|Assorted Winter Squash, Sweet Potato, and Rutabaga|
I was inspired to venture down to the Farmer's Market to find out what kind of squash they had to offer and found a pale pie pumpkin, butternut squash, and an acorn squash. In addition, I also bought a rutabaga and some Granny Smith apples.
The pumpkins and the squash are nice to look at but how the heck do you halve them and/or peel them? May I recommend an ax?
The butternut squash was the easiest to cut and peel. I halved the rest sideways, scooped out the seeds, and placed them on a cookie sheet and baked them in a 375 degree F oven for 40 minutes.
To make the soup based on a recipe from The Little Inn in Washington, I used the following: along with the squash, I also used carrots, sweet potatoes, yellow onions, and half a diced rutabaga. I peeled and cut and diced them and put them all in my stock pot.
I added 3-4 cups of homemade chicken broth and to sweeten the mix I added 1/4 cup of pancake syrup, I let the mix come to a boil, turn the heat down, and let it simmer for 30 minutes.
When the vegetables were soft, I pureed them in a blender.
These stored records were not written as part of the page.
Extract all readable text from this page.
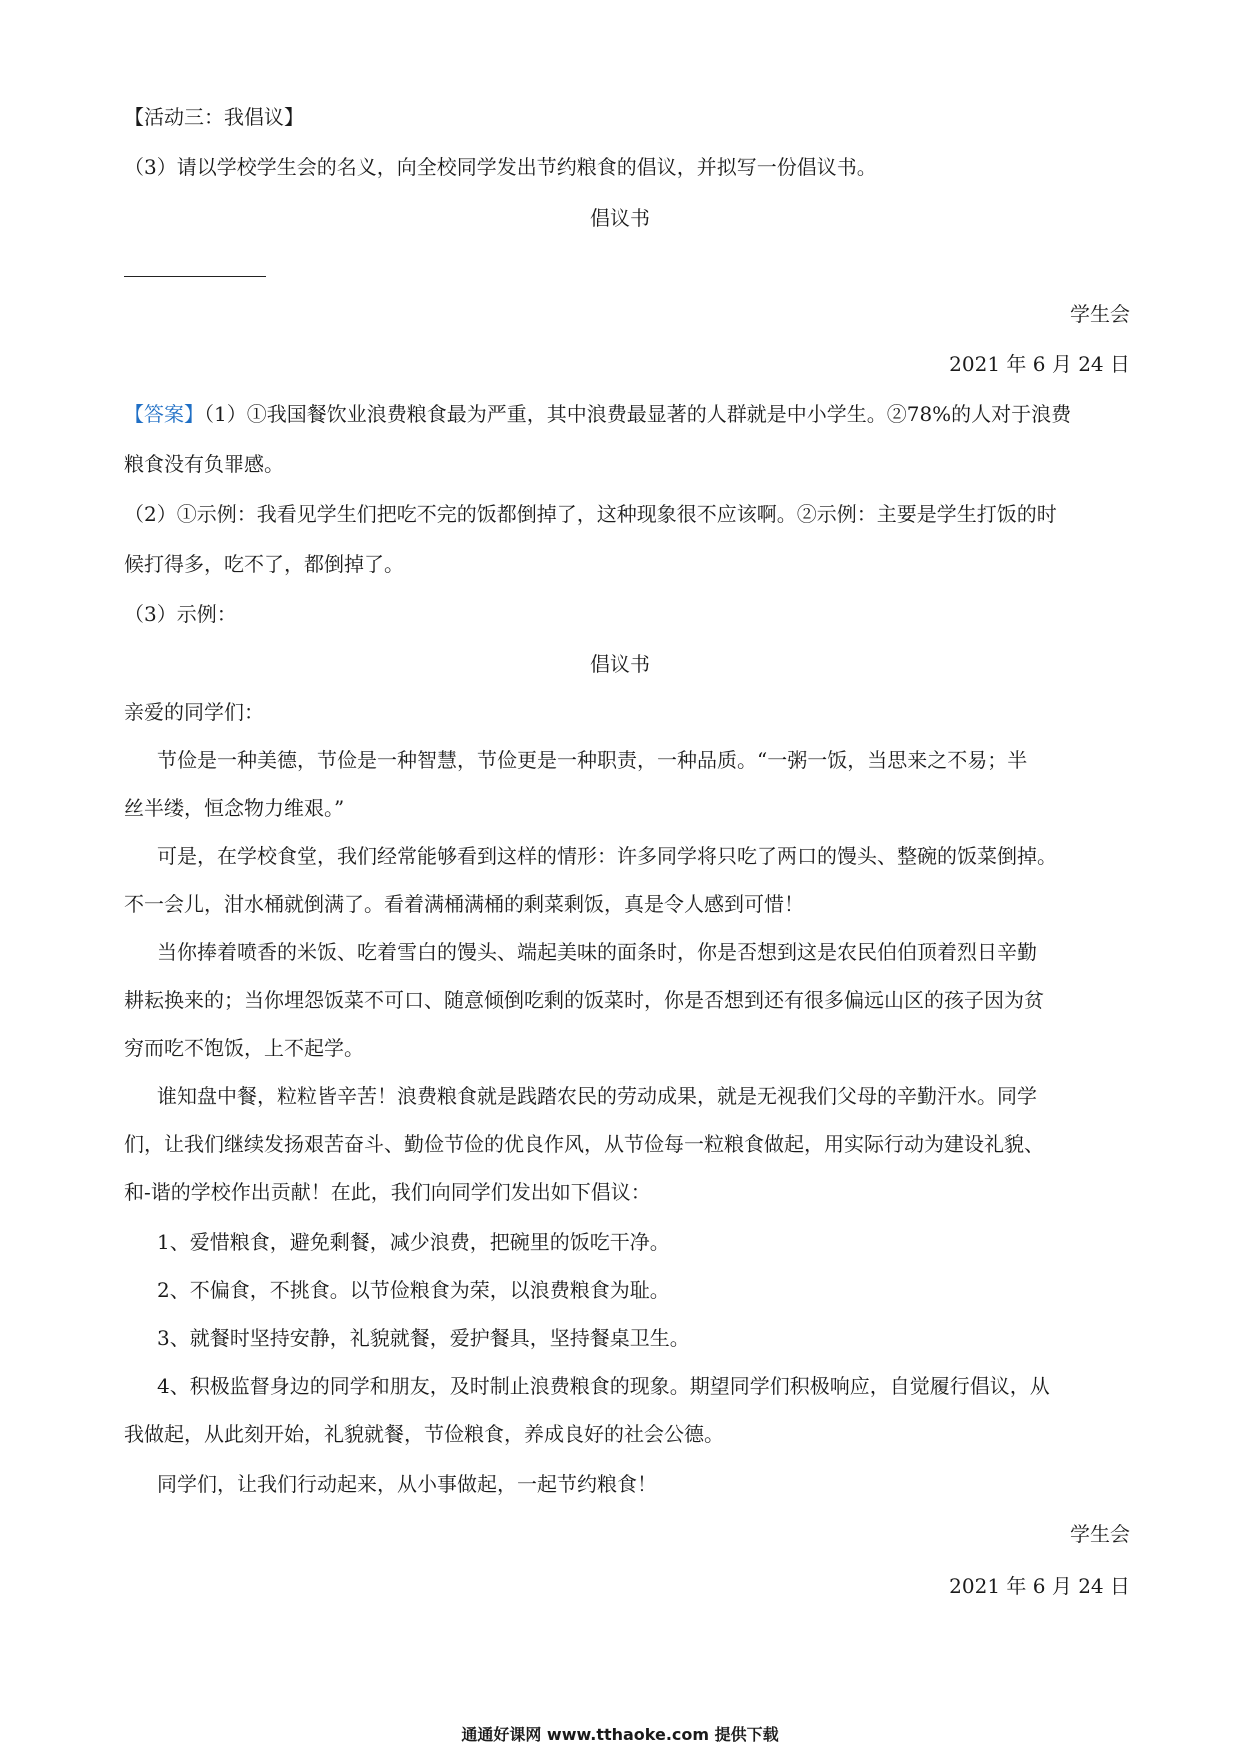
【活动三：我倡议】
（3）请以学校学生会的名义，向全校同学发出节约粮食的倡议，并拟写一份倡议书。
倡议书
学生会
2021 年 6 月 24 日
【答案】（1）①我国餐饮业浪费粮食最为严重，其中浪费最显著的人群就是中小学生。②78%的人对于浪费
粮食没有负罪感。
（2）①示例：我看见学生们把吃不完的饭都倒掉了，这种现象很不应该啊。②示例：主要是学生打饭的时
候打得多，吃不了，都倒掉了。
（3）示例：
倡议书
亲爱的同学们：
节俭是一种美德，节俭是一种智慧，节俭更是一种职责，一种品质。“一粥一饭，当思来之不易；半
丝半缕，恒念物力维艰。”
可是，在学校食堂，我们经常能够看到这样的情形：许多同学将只吃了两口的馒头、整碗的饭菜倒掉。
不一会儿，泔水桶就倒满了。看着满桶满桶的剩菜剩饭，真是令人感到可惜！
当你捧着喷香的米饭、吃着雪白的馒头、端起美味的面条时，你是否想到这是农民伯伯顶着烈日辛勤
耕耘换来的；当你埋怨饭菜不可口、随意倾倒吃剩的饭菜时，你是否想到还有很多偏远山区的孩子因为贫
穷而吃不饱饭，上不起学。
谁知盘中餐，粒粒皆辛苦！浪费粮食就是践踏农民的劳动成果，就是无视我们父母的辛勤汗水。同学
们，让我们继续发扬艰苦奋斗、勤俭节俭的优良作风，从节俭每一粒粮食做起，用实际行动为建设礼貌、
和-谐的学校作出贡献！在此，我们向同学们发出如下倡议：
1、爱惜粮食，避免剩餐，减少浪费，把碗里的饭吃干净。
2、不偏食，不挑食。以节俭粮食为荣，以浪费粮食为耻。
3、就餐时坚持安静，礼貌就餐，爱护餐具，坚持餐桌卫生。
4、积极监督身边的同学和朋友，及时制止浪费粮食的现象。期望同学们积极响应，自觉履行倡议，从
我做起，从此刻开始，礼貌就餐，节俭粮食，养成良好的社会公德。
同学们，让我们行动起来，从小事做起，一起节约粮食！
学生会
2021 年 6 月 24 日
通通好课网 www.tthaoke.com 提供下载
Some people like their soups pureed finely and even put through a sieve while others don't mind being able to recognize some of the vegetables.
After pureeing, I returned the soup to the pot to heat up again and added a chunk of margarine and a grated half of a Granny Smith apple. (Add more broth, if desired.) Finally, I added half a cup of heavy cream.
The beauty with this soup is that you may cook it any way you want and use as much or as little of the squash and the broth. It is so naturally sweet and no spices are necessary.
This makes for a smooth and sweet soup served in demitasse cups as done at The Little Inn of Washington. I couldn't find my cups so I used mugs.